According to the Chengdu Daily and other media in mainland China, Wang Chen, vice deputy of the Chinese Propaganda Department and director of the State Council Information Office, in an official seminar about the Internet, announced that anonymous posting functions on news websites and major business websites have been removed.
According to Hong Kong Takungpao, the State Council Information Office issued a notice in July 2009 “requiring all news websites to cancel their current follow-up message-posting function and implement a real-name registry system. Registrants would not only have to register their real names, but also their personal identification numbers and other information before posting on a news website. Only after confirmation of the identification could he or she send feedback or post information.

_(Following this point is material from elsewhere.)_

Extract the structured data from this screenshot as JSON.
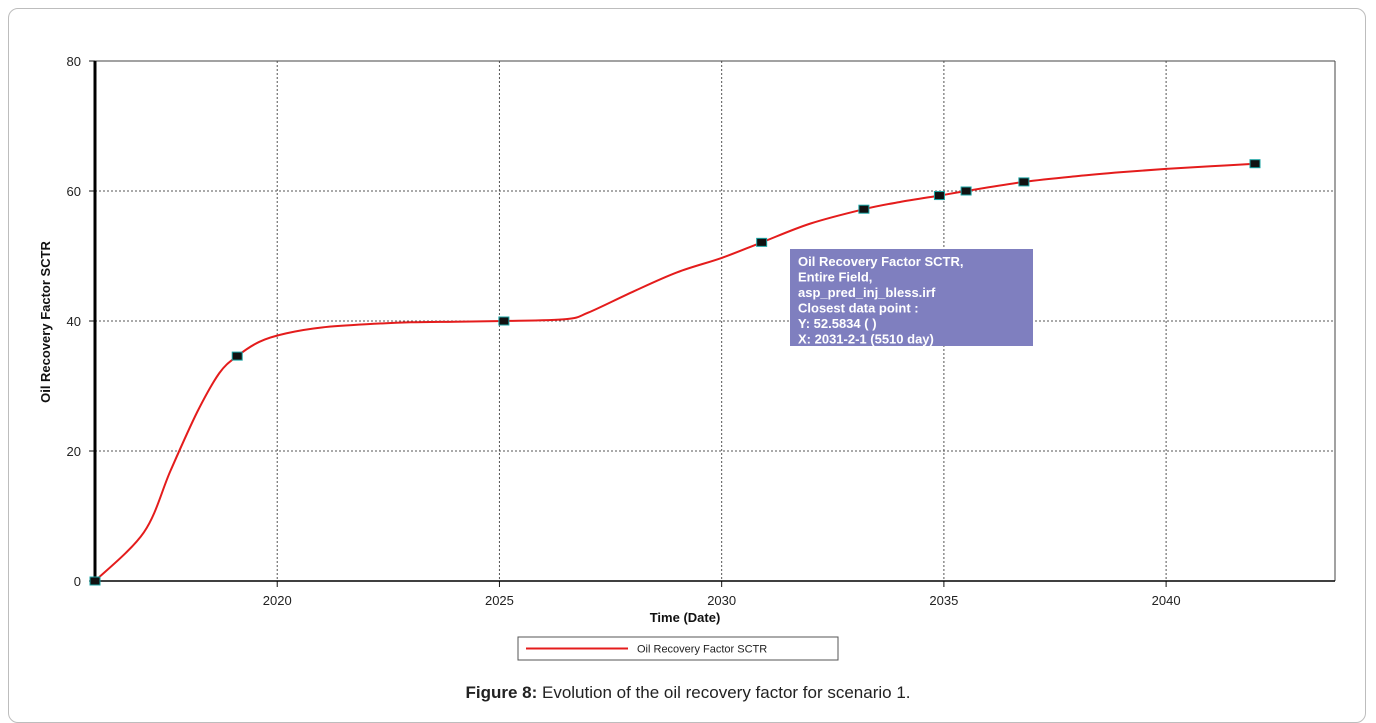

China‘s consideration of a real-name system is not something new. It has been a heated topic for years. However, Wang’s speech is considered a signal that the regime clearly intends to implement the policy for the first time.
In his announcement, Wang said, “Identification for users on the internet is being explored.” The industry interpreted Wang’s words as confirmation that the real-name system has been implemented.
Wang also said, “The real-name system … is being promoted actively and steadily,” and “A real-name Internet system, as well as a system for cell phones, will be implemented as soon as possible.”
Wang admitted, “The Internet is a global open-information system. As long as China is connected with international websites, different kinds of harmful information can appear on the Internet in China. As long as China’s Internet is open to the public, netizens’ comments can be expressed.” He said that China is currently in a period of social transformation with rapid development and prominent social conflicts. Thus, those social conflicts and problems are unavoidably reflected on the Internet.
Gu Xiaosong, a representative of the People’s Congress (the communist rubber stamp parliament), says he believes it will prevent some people from arbitrarily publishing false information.
Liu Ling, another representative of the People’s Congress, said that, because the Internet is both open and covert, if it is not regulated, it will enable personal attacks and even “online violence.”
However, many netizens and scholars are against the policy, contending that such a system will shrink channels for citizens to express their opinions.
Yang Jianhua, Deputy Director of Zhejiang Academy of Social Sciences, said, “The Internet is becoming an important channel for citizens to express their needs because of is its anonymity and amplifying effect. It protects people’s security, and their voices cannot be ignored.”
A net surfer, shocking wind, commented. "It looks like the chances to speak the truth are getting less and less."